Just wondering if there is a version of Leibniz integral rule for higher order derivatives. Specifically, I want to evaluate the differential $$ \frac{d^k}{dt^k}\int_0^t f(t - \tau) g(\tau) d\tau $$ at $t = 0$ for arbitrary integer $k$.
Edit
The Leibniz rule provides $$ \frac{d}{dt}\int_0^t f(t - \tau) g(\tau) d\tau = f(0) g(t) + \int_0^t f'(t - \tau) g(\tau) d\tau. $$ Then, $$ \frac{d^2}{dt^2}\int_0^t f(t - \tau) g(\tau) d\tau = f(0) g'(t) + f'(0) g(t) + \int_0^t f''(t - \tau) g(\tau) d\tau, $$ $$ \frac{d^3}{dt^3}\int_0^t f(t - \tau) g(\tau) d\tau = f(0) g''(t) + f'(0) g'(t) + f''(0) g(t) + \int_0^t f'''(t - \tau) g(\tau) d\tau, $$ etc. Eventually, $$ \frac{d^k}{dt^k}\int_0^t f(t - \tau) g(\tau) d\tau = f(0) g^{(k - 1)}(t) + f'(0) g^{(k - 2)}(t) + ... + f^{(k - 1)}(0)g(t) + \int_0^t f^{(k)}(t - \tau) g(\tau) d\tau. $$
Does $f(0) g^{(k - 1)}(t) + f'(0) g^{(k - 2)}(t) + ... + f^{(k - 1)}(0)g(t)$ stand for a simple expression. Apparently, $[f(t - \tau) g(\tau)]^{(k - 1)}_{t = \tau}$ is not what it should look like.
Edit 2
What I have encountered so far is as follows: $$ \frac{d^k}{dt^k}\int_0^t f(t - \tau) g(\tau) d\tau = \sum_{n = 1}^k f^{(n - 1)}(0) g^{(k - n)}(t) + \int_0^t f^{(k)}(t - \tau) g(\tau) d\tau. $$ Thus, evaluating both sides at $t = 0$, we get $$ \left[\frac{d^k}{dt^k}\int_0^t f(t - \tau) g(\tau) d\tau\right]\bigg|_{t = 0} = \sum_{n = 1}^k f^{(n - 1)}(0) g^{(k - n)}(0). $$ Can't encounter what the right hand side is.

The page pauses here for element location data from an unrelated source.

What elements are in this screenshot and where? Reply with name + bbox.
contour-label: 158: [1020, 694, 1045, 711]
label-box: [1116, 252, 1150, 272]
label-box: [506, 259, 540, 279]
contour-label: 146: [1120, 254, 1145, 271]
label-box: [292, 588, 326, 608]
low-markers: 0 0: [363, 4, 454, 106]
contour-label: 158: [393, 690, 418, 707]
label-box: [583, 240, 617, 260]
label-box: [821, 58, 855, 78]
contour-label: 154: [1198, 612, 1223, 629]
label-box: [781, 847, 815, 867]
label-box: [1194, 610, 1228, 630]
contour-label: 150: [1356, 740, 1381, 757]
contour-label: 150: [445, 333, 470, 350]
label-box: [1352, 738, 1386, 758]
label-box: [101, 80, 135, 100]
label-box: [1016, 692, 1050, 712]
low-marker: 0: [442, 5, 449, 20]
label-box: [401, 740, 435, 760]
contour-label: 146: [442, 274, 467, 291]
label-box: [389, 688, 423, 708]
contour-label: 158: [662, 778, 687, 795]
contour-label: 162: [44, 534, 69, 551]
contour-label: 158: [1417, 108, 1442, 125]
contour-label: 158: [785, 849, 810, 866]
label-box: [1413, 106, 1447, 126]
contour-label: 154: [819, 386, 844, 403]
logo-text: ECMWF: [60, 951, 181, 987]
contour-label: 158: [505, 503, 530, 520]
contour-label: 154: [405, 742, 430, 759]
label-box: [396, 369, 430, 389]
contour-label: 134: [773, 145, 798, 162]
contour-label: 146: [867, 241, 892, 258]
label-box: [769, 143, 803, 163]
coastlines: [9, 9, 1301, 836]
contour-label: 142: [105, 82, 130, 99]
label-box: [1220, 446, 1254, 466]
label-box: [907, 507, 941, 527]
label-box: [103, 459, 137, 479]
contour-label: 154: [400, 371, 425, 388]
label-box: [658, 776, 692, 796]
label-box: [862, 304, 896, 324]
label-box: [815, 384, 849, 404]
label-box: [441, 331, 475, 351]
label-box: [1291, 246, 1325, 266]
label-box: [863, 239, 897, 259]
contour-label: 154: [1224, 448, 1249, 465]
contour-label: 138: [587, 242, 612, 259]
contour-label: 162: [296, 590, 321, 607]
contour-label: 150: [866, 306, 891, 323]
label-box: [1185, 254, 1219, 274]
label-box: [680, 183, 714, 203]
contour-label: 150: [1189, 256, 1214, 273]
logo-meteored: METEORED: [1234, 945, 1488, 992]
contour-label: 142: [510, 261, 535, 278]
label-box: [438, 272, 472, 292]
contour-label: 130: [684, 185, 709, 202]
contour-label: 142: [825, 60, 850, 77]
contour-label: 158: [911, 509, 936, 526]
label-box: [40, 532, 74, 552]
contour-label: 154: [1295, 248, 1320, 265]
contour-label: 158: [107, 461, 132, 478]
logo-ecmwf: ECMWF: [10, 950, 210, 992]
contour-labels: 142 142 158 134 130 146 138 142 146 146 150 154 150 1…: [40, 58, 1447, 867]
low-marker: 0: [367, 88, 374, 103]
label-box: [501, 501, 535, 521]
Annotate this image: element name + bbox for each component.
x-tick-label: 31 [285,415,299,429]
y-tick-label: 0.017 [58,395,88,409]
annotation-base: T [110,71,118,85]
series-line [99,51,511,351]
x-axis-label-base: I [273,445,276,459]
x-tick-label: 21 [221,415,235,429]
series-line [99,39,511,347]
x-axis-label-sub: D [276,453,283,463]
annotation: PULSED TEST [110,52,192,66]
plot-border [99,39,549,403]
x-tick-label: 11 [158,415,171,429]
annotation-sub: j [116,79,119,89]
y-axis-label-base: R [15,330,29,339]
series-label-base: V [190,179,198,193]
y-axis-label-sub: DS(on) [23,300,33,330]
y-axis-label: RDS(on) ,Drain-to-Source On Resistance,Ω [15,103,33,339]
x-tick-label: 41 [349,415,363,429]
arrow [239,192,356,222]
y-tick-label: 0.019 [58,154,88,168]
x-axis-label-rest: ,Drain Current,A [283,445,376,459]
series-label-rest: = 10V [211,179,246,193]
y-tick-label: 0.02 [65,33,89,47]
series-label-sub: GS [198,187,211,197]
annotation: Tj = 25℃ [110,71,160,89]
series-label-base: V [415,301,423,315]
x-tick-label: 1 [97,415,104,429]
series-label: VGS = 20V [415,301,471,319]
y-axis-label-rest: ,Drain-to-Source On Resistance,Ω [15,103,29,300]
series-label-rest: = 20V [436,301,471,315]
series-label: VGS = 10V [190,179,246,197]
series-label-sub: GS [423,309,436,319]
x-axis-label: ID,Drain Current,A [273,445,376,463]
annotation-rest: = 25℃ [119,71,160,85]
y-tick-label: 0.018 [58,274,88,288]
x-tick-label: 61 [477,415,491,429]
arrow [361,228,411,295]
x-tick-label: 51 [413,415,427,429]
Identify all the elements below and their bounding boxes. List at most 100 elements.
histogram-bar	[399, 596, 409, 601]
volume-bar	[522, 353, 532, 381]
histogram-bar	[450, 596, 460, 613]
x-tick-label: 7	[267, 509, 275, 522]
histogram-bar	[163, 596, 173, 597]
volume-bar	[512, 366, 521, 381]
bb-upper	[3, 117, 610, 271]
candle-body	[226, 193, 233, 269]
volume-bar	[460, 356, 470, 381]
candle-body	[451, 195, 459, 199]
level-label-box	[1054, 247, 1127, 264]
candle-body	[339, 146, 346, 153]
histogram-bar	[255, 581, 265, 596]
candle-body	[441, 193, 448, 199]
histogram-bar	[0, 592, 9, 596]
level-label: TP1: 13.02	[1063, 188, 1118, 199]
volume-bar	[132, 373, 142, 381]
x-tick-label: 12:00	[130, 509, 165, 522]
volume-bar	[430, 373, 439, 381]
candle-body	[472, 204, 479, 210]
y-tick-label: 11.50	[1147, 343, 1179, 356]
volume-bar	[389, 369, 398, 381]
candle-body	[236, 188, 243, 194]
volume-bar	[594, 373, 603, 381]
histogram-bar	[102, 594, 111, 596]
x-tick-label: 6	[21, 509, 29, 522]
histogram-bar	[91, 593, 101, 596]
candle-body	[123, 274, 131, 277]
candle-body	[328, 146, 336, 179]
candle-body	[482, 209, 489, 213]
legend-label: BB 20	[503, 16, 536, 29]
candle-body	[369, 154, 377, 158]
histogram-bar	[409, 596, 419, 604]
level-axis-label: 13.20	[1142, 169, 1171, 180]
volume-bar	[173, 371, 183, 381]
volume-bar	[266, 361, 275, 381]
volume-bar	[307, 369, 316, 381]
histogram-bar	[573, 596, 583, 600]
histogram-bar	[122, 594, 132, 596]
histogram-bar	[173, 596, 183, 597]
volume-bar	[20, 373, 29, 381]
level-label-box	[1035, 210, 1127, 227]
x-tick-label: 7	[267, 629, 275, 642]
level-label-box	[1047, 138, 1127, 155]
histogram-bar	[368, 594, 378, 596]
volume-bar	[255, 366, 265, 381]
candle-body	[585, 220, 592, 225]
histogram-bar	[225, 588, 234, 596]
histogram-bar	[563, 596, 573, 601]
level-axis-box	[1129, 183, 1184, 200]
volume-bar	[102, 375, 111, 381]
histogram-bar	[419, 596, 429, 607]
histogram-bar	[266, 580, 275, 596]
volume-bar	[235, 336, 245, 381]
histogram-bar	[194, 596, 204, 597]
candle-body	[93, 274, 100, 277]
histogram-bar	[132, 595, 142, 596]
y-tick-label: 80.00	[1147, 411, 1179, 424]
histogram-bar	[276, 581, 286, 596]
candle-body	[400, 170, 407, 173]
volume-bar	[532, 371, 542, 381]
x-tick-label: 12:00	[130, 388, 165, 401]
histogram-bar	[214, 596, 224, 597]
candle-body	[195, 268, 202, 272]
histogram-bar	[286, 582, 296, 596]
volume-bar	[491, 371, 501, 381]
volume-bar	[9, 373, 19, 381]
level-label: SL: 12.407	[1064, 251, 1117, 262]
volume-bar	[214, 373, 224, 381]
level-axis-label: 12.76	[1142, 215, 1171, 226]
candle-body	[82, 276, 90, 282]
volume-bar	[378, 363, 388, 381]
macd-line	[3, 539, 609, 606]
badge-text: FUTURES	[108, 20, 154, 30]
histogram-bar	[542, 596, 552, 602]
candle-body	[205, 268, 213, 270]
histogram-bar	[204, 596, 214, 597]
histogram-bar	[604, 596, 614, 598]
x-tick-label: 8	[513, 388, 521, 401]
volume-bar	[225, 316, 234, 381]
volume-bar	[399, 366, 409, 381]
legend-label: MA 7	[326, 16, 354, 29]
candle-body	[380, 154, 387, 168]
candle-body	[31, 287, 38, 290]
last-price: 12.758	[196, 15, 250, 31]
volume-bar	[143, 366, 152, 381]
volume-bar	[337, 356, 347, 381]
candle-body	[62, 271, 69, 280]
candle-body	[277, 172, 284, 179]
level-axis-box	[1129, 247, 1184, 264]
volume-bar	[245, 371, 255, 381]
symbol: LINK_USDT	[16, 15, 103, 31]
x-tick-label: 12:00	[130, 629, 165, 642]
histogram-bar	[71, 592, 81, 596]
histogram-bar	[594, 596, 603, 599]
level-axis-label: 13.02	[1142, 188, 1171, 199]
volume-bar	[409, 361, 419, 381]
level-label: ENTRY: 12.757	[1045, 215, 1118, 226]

THIS IS NOT AN ANSWER, but a long comment.
Using Dirac deltas and Heaviside functions, this can be seen as follows; $$ \int_0^t f(t-\tau)g(\tau)\, d\tau= fH\ast gH, $$ where $\ast$ denotes convolution and $$ H(t)=\begin{cases} 1, & t\ge 0, \\ 0, & t<0.\end{cases}$$ This can be useful, because convolution commutes with differentiation; $$ \frac{d^k}{dt^k} (fH\ast gH) = (fH)^{(k)}\ast gH = \sum_{h=0}^k \binom{k}{h} f^{(h-k)}\delta^{(h-1)}\ast gH.$$ Here we used that $H'=\delta$.